We raise our voices against violence and the ways in which it pervades our national life. The acceptance and propagation of violence has been an essential part of the national culture, from the dispossession of the Native Indians and Mexicans of their land, to the enslavement and exploitation of Africans, Chinese and others, to contemporary wide scale police brutality and massive incarceration. Our deeply rooted culture of violence is increasingly taking the form of targeted as well as random murders; it is entrenched in all our institutions and systems. It characterizes our international engagements, including interventions in Third World countries to seize control of resources and the support of dictators who support US interest and oppress their own people. The United States Government instigates wars of aggression where there has been no threat to our country, and now uses drones, an even more insidious form of war and the culture of death.
Those in power have abused and exploited the environment, rather than co-existing with it or practicing mindful stewardship. This will to exploit, which does not take into account the ways the Earth may be destabilized, has brought us to the environmental crises that we face today, including massive pollution of our air and water resources, global warming resulting in climate chaos, and other threats to the ecosystem of our planet.
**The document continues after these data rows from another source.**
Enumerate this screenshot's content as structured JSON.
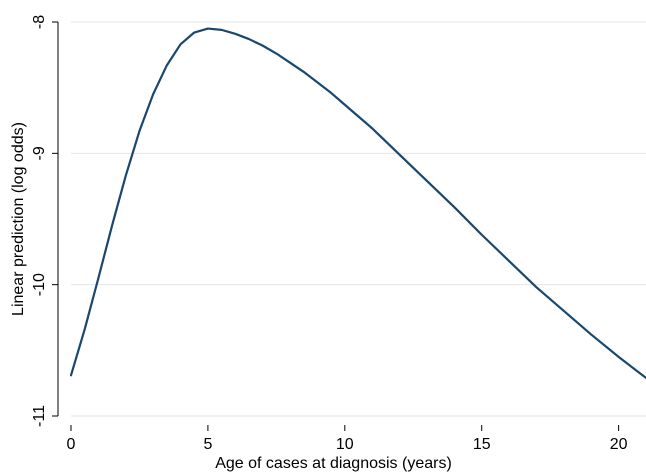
{
  "chart_data": {
    "type": "line",
    "title": "",
    "xlabel": "Age of cases at diagnosis (years)",
    "ylabel": "Linear prediction (log odds)",
    "xlim": [
      0,
      21
    ],
    "ylim": [
      -11,
      -8
    ],
    "xticks": [
      0,
      5,
      10,
      15,
      20
    ],
    "yticks": [
      -8,
      -9,
      -10,
      -11
    ],
    "xtick_labels": [
      "0",
      "5",
      "10",
      "15",
      "20"
    ],
    "ytick_labels": [
      "-8",
      "-9",
      "-10",
      "-11"
    ],
    "grid": true,
    "legend": false,
    "line_color": "#1a476f",
    "series": [
      {
        "x": [
          0,
          0.5,
          1,
          1.5,
          2,
          2.5,
          3,
          3.5,
          4,
          4.5,
          5,
          5.5,
          6,
          6.5,
          7,
          7.5,
          8,
          8.5,
          9,
          9.5,
          10,
          11,
          12,
          13,
          14,
          15,
          16,
          17,
          18,
          19,
          20,
          21
        ],
        "y": [
          -10.69,
          -10.34,
          -9.95,
          -9.55,
          -9.17,
          -8.83,
          -8.55,
          -8.33,
          -8.17,
          -8.08,
          -8.05,
          -8.06,
          -8.09,
          -8.13,
          -8.18,
          -8.24,
          -8.31,
          -8.38,
          -8.46,
          -8.54,
          -8.63,
          -8.81,
          -9.01,
          -9.21,
          -9.41,
          -9.62,
          -9.82,
          -10.02,
          -10.2,
          -10.38,
          -10.55,
          -10.71
        ]
      }
    ]
  }
}
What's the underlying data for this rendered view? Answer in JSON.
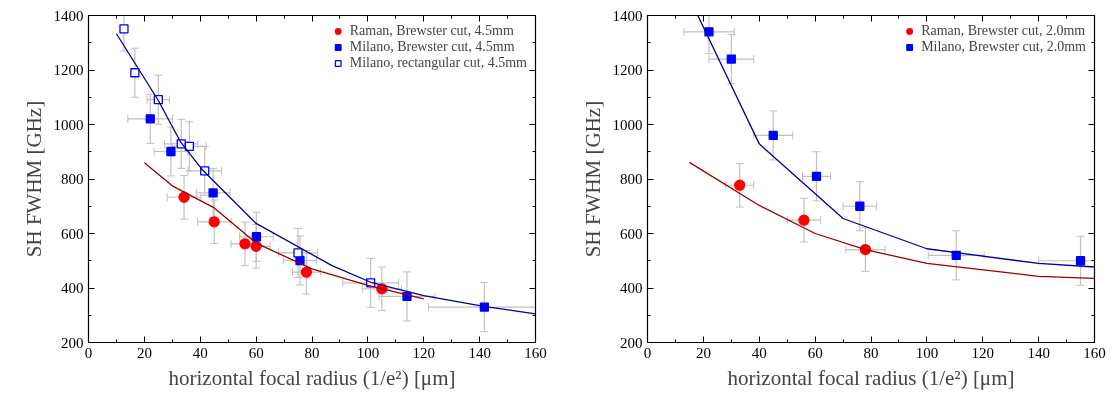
{
  "chart_data": [
    {
      "type": "scatter",
      "xlabel": "horizontal focal radius (1/e²) [μm]",
      "ylabel": "SH FWHM [GHz]",
      "xlim": [
        0,
        160
      ],
      "ylim": [
        200,
        1400
      ],
      "xticks": [
        0,
        20,
        40,
        60,
        80,
        100,
        120,
        140,
        160
      ],
      "yticks": [
        200,
        400,
        600,
        800,
        1000,
        1200,
        1400
      ],
      "grid": false,
      "legend": "top right",
      "series": [
        {
          "name": "Raman, Brewster cut, 4.5mm",
          "color": "#ff0000",
          "marker": "circle",
          "x": [
            34.2,
            45,
            56,
            60,
            78,
            105
          ],
          "values": [
            733,
            643,
            562,
            553,
            458,
            397
          ],
          "errors": [
            80,
            80,
            80,
            80,
            80,
            80
          ],
          "xerrors": [
            6,
            6,
            5,
            5,
            5,
            7
          ]
        },
        {
          "name": "Milano, Brewster cut, 4.5mm",
          "color": "#0000ff",
          "marker": "square",
          "x": [
            22.1,
            29.5,
            44.6,
            60.1,
            75.7,
            114,
            141.7
          ],
          "values": [
            1021,
            901,
            749,
            588,
            501,
            369,
            330
          ],
          "errors": [
            90,
            90,
            90,
            90,
            90,
            90,
            90
          ],
          "xerrors": [
            8,
            6,
            6,
            6,
            6,
            10,
            20
          ]
        },
        {
          "name": "Milano, rectangular cut, 4.5mm",
          "color": "#0000ff",
          "marker": "square",
          "x": [
            12.7,
            16.6,
            25,
            33.2,
            36.1,
            41.6,
            75,
            101
          ],
          "values": [
            1351,
            1190,
            1091,
            929,
            920,
            830,
            529,
            419
          ],
          "errors": [
            [
              1270,
              1400
            ],
            90,
            90,
            90,
            90,
            90,
            90,
            90
          ],
          "xerrors": [
            null,
            null,
            4,
            6,
            6,
            6,
            7,
            10
          ]
        },
        {
          "type": "line",
          "color": "#000099",
          "x": [
            10,
            25,
            33,
            41,
            60,
            87,
            101,
            120,
            142,
            160
          ],
          "values": [
            1333,
            1088,
            935,
            831,
            637,
            483,
            421,
            372,
            332,
            305
          ]
        },
        {
          "type": "line",
          "color": "#990000",
          "x": [
            20,
            30,
            45,
            60,
            80,
            100,
            120
          ],
          "values": [
            860,
            775,
            694,
            565,
            470,
            410,
            360
          ]
        }
      ]
    },
    {
      "type": "scatter",
      "xlabel": "horizontal focal radius (1/e²) [μm]",
      "ylabel": "SH FWHM [GHz]",
      "xlim": [
        0,
        160
      ],
      "ylim": [
        200,
        1400
      ],
      "xticks": [
        0,
        20,
        40,
        60,
        80,
        100,
        120,
        140,
        160
      ],
      "yticks": [
        200,
        400,
        600,
        800,
        1000,
        1200,
        1400
      ],
      "grid": false,
      "legend": "top right",
      "series": [
        {
          "name": "Raman, Brewster cut, 2.0mm",
          "color": "#ff0000",
          "marker": "circle",
          "x": [
            33,
            56,
            78
          ],
          "values": [
            777,
            649,
            541
          ],
          "errors": [
            80,
            80,
            80
          ],
          "xerrors": [
            5,
            6,
            7
          ]
        },
        {
          "name": "Milano, Brewster cut, 2.0mm",
          "color": "#0000ff",
          "marker": "square",
          "x": [
            22,
            30,
            45,
            60.5,
            76,
            110.5,
            155
          ],
          "values": [
            1340,
            1240,
            960,
            810,
            700,
            520,
            500
          ],
          "errors": [
            [
              1260,
              1400
            ],
            90,
            90,
            90,
            90,
            90,
            90
          ],
          "xerrors": [
            9,
            8,
            7,
            5,
            6,
            10,
            15
          ]
        },
        {
          "type": "line",
          "color": "#000099",
          "x": [
            18,
            40,
            70,
            100,
            140,
            160
          ],
          "values": [
            1400,
            929,
            655,
            544,
            490,
            477
          ]
        },
        {
          "type": "line",
          "color": "#990000",
          "x": [
            15,
            40,
            60,
            78,
            100,
            140,
            160
          ],
          "values": [
            861,
            703,
            600,
            541,
            490,
            443,
            435
          ]
        }
      ]
    }
  ]
}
Too many citizens have supported these forms of environmental abuses, domestic and international violence and oppression by not speaking out against them. We call on our leaders and our fellow citizens to break with the preference for violence, and to insist that national resources be put to the healing of the natural environment, and to the creation of programs that will bring a higher quality of life for all people, to further insist that funds previously allocated to the buildup of nuclear weaponry and other military programs be diverted to the repair and building up of the national infrastructure, educational system, health and welfare services, all of which will provide much-needed employment for the millions of jobless among us.
We acknowledge that the reality picture we have painted is challenging and reflects a period of danger; it can be a cause for despair by many. We urge you, however, to believe with us that inherent in great danger is also great opportunity. Let us seize on the opportunity and in the inspiring words of Dr. Martin Luther King Jr. “to hew out of this mountain of despair” stones of hope. History has given all of us – but especially the young generation of the 21st century, the opportunity to forge non-violent hearts, non-violent lives that will result in a caring, nonviolent society. As elders, we pledge to our nation and especially to our younger brothers and sisters, that we will be faithful to our own history as human rights workers. We will undertake with you the work we have called for in this statement as fully as our lives allow, doing everything in our power to bring a greater measure of justice, equality, and peace to our country and to the world.